In fact, you have to wonder where the folks in Los Angeles have been for the past few years. O'Shea's the new guy, so he can't be faulted for the Times' Web site's ongoing failure to take a significant position in delivering news online. Some of the examples given in the story about the announcement—chronic failure to use the site to break news, comically meager staffing, "creaky" technology—really speak to a situation that's badly needed fixing for years.
Tribune Co.'s rocky stewardship over the paper and the site probably deserve some blame for the problems, but the Chicago Tribune site itself is very good, so it's not as if Tribune had no idea what it was doing. Some very good people have come and gone at latimes.com over the years, leading me to wonder if there was just some huge institutional/cultural problem, or simple lack of appreciation for the online medium, that has retarded latimes.com's development.
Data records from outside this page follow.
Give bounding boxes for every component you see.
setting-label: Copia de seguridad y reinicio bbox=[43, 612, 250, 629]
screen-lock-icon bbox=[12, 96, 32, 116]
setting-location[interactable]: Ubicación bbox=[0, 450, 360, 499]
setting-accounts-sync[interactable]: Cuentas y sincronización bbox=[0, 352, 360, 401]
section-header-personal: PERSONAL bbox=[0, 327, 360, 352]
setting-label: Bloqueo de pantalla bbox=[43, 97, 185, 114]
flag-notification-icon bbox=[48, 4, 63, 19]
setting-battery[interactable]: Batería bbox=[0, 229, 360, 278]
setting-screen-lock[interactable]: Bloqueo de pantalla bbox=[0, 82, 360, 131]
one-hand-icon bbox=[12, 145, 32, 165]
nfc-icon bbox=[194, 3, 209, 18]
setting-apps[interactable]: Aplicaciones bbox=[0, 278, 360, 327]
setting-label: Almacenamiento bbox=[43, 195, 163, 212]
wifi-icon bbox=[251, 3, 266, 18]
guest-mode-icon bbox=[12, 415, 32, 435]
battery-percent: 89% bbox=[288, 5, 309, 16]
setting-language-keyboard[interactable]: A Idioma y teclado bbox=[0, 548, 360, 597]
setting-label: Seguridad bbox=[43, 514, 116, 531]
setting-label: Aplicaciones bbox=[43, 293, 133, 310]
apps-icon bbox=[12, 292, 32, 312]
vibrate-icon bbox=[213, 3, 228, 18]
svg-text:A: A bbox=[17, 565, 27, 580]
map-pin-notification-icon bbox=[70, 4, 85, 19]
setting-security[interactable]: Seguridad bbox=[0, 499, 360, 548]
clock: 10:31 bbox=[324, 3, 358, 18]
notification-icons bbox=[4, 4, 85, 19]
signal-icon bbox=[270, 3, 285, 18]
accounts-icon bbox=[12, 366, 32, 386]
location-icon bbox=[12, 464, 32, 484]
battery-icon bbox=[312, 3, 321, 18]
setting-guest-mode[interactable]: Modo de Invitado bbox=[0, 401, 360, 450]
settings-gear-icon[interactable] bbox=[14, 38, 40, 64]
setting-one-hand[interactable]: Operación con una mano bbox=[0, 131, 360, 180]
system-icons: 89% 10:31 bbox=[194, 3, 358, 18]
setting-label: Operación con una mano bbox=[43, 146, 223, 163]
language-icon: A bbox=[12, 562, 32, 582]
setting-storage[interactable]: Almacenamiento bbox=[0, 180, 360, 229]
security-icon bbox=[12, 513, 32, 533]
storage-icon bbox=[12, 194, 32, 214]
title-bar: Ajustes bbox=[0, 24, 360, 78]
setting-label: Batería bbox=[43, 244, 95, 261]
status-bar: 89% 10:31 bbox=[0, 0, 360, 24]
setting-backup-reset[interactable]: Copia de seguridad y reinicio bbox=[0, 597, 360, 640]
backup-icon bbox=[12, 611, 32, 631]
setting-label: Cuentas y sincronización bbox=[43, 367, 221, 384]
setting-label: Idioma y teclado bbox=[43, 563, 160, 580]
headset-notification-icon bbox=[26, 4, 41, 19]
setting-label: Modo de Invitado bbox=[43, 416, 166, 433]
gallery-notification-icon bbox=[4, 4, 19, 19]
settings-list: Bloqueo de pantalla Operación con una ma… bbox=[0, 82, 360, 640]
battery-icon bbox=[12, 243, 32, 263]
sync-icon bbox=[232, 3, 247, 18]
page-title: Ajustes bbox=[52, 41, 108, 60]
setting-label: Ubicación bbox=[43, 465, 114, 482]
Whatever the reason, O'Shea is taking the right steps. I was skeptical when he was appointed that he'd sufficiently appreciate the need for radical change, but as the first major step in his tenure as editor, this is exactly the right move.
LA Times staffers will probably mock the Internet 101 classes that O'Shea is proposing, but they need to get with the program (and dragging them there may be O'Shea's biggest challenge). The future is on the Web and in other forms of electronic distribution. Countless newspapers have realized that in recent years and stepped up their online efforts accordingly. It's nice to see the the LA Times finally coming into the modern age.